神戸市北区で殺害された男子高校生・堤将太さん(当時16歳)の遺族が、加害者の元少年とその両親の責任を問うために起こした民事裁判で、元少年が事件直後に転居したことについて、尋問で「事件から逃げたかった」と話し、家族には「『自分が犯人かもしれない』と伝えた」と認めたことがわかりました。
また元少年はこの民事裁判の中で堤さんや遺族に謝罪の言葉を口にしたものの、2023年に開かれた刑事裁判とほぼ同じ言葉だったということです。
堤さんの父・敏さんは「刑事裁判のときに言ったのと同じ言葉をメモを読み上げるように謝罪の言葉を述べていました。これは謝罪じゃないとしか思いませんでした」と訴えました。
裁判は26日結審し、2026年3月19日に判決が言い渡されます。
■事件から11年後に当時17歳の元少年が逮捕 懲役18年が確定
高校2年だった堤将太さん(当時16歳)は2010年10月、ナイフで何度も刺されて殺害されました。
捜査は難航し、事件からおよそ11年後の2021年8月、事件当時17歳だった元少年(現在・32歳)が逮捕されました。

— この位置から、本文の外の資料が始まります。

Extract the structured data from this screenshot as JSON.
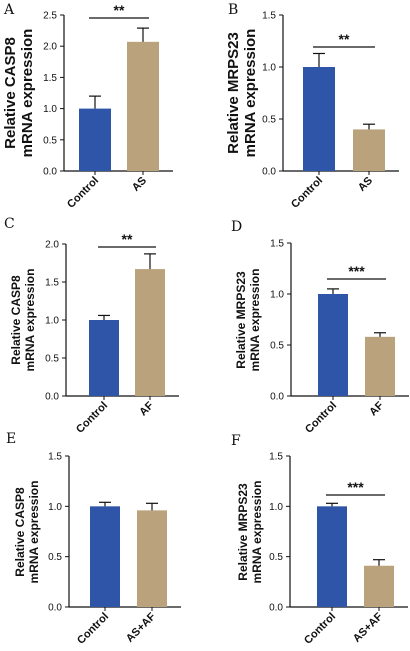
{
  "colors": {
    "control": "#2f55a8",
    "treatment": "#b9a27c",
    "axis": "#111111"
  },
  "chart_data": [
    {
      "panel": "A",
      "type": "bar",
      "categories": [
        "Control",
        "AS"
      ],
      "values": [
        1.0,
        2.07
      ],
      "errors": [
        0.2,
        0.22
      ],
      "ylabel": [
        "Relative CASP8",
        "mRNA expression"
      ],
      "ylim": [
        0,
        2.5
      ],
      "yticks": [
        "0.0",
        "0.5",
        "1.0",
        "1.5",
        "2.0",
        "2.5"
      ],
      "significance": "**"
    },
    {
      "panel": "B",
      "type": "bar",
      "categories": [
        "Control",
        "AS"
      ],
      "values": [
        1.0,
        0.4
      ],
      "errors": [
        0.13,
        0.05
      ],
      "ylabel": [
        "Relative MRPS23",
        "mRNA expression"
      ],
      "ylim": [
        0,
        1.5
      ],
      "yticks": [
        "0.0",
        "0.5",
        "1.0",
        "1.5"
      ],
      "significance": "**"
    },
    {
      "panel": "C",
      "type": "bar",
      "categories": [
        "Control",
        "AF"
      ],
      "values": [
        1.0,
        1.67
      ],
      "errors": [
        0.06,
        0.2
      ],
      "ylabel": [
        "Relative CASP8",
        "mRNA expression"
      ],
      "ylim": [
        0,
        2.0
      ],
      "yticks": [
        "0.0",
        "0.5",
        "1.0",
        "1.5",
        "2.0"
      ],
      "significance": "**"
    },
    {
      "panel": "D",
      "type": "bar",
      "categories": [
        "Control",
        "AF"
      ],
      "values": [
        1.0,
        0.58
      ],
      "errors": [
        0.05,
        0.04
      ],
      "ylabel": [
        "Relative MRPS23",
        "mRNA expression"
      ],
      "ylim": [
        0,
        1.5
      ],
      "yticks": [
        "0.0",
        "0.5",
        "1.0",
        "1.5"
      ],
      "significance": "***"
    },
    {
      "panel": "E",
      "type": "bar",
      "categories": [
        "Control",
        "AS+AF"
      ],
      "values": [
        1.0,
        0.96
      ],
      "errors": [
        0.04,
        0.07
      ],
      "ylabel": [
        "Relative CASP8",
        "mRNA expression"
      ],
      "ylim": [
        0,
        1.5
      ],
      "yticks": [
        "0.0",
        "0.5",
        "1.0",
        "1.5"
      ],
      "significance": ""
    },
    {
      "panel": "F",
      "type": "bar",
      "categories": [
        "Control",
        "AS+AF"
      ],
      "values": [
        1.0,
        0.41
      ],
      "errors": [
        0.03,
        0.06
      ],
      "ylabel": [
        "Relative MRPS23",
        "mRNA expression"
      ],
      "ylim": [
        0,
        1.5
      ],
      "yticks": [
        "0.0",
        "0.5",
        "1.0",
        "1.5"
      ],
      "significance": "***"
    }
  ]
}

元少年は少年法が適用されたため、名前や顔などが明かされることはありませんでした。
そして刑事裁判では殺意を否認し、「精神障害があった」などと主張しましたが、1審の神戸地裁は殺意を認定し、精神障害はなかったと判断して、懲役18年の判決を言い渡しました。
この判決は大阪高裁への控訴、最高裁判所への上告も棄却され、確定しています。
■賠償命令に不服申し立て民事裁判 尋問で事件後の転居は「事件から逃げたかった」
刑事裁判を経て元少年にはおよそ9300万円の賠償が命じられましたが、これに不服を申し立てたため、堤さんの遺族は元少年に事件の責任を、両親に監督責任などを問う民事裁判を起こしていました。
この裁判で2025年11月、非公開で元少年への尋問が行われ、関係者によるとその中で元少年が事件直後に千葉県に転居した際、兄を通じて両親に「自分が犯人かもしれない」と伝えたと認めたことがわかりました。
【元少年側代理人弁護士】「お父さんかお母さんに、この事件の犯人が自分かもしれないと言った記憶はありますか?」
【元少年】「はい、あります」
【元少年側代理人弁護士】「お父さんかお母さんに言ってますか、直接」
【元少年】「直接言ったかどうか分かりません」
【元少年側代理人弁護士】「お兄さんには直接言ってますか」
【元少年】「はい」
また元少年は尋問で転居の理由について「事件から逃げたかった」と話していて、遺族側の代理人弁護士は「親も自分の息子が事件に関わってる可能性が少なくとも相当高いということがわかりつつ転居していることの裏付けになるのではないか」と述べました。
■謝罪の言葉は「おととしの刑事裁判とほぼ同じ」
また元少年は尋問で堤さんに謝罪の言葉を口にしたものの、おととしの刑事裁判とほぼ同じ言葉だったということです。
【元少年(2023年の刑事裁判より)】「経験できたであろう、将来のいいことも悪いことも全部自分のせいで断たれてしまった」「被害者からすべてを奪ってしまった。申し訳ありません」
【元少年(今回の尋問より)】「これから経験するであろう、あったはずの楽しいこと、うれしいこと、すべてを奪ってしまいました」
堤将太さんの父・敏さんは、この言葉について怒りを覚えたと話し、次のように記者会見で訴えました。
【堤さんの父・敏さん】「刑事裁判のときに言ったのと同じ言葉をメモを読み上げるように謝罪の言葉を述べていました。心からの謝罪とは決して受け止められるものではなかったです」
堤さんによると、元少年は遺族の方に目を向けることすらなく、上を向いてこの言葉を口にしたということです。
【堤さんの父・敏さん】「これは謝罪じゃないとしか思いませんでした。民事裁判を通じて被害者や遺族を冒とくしている、裁判自体を冒とくしているとしか思えないような経過だったと思います」
事件の責任を元少年はどう受け止めているのでしょうか。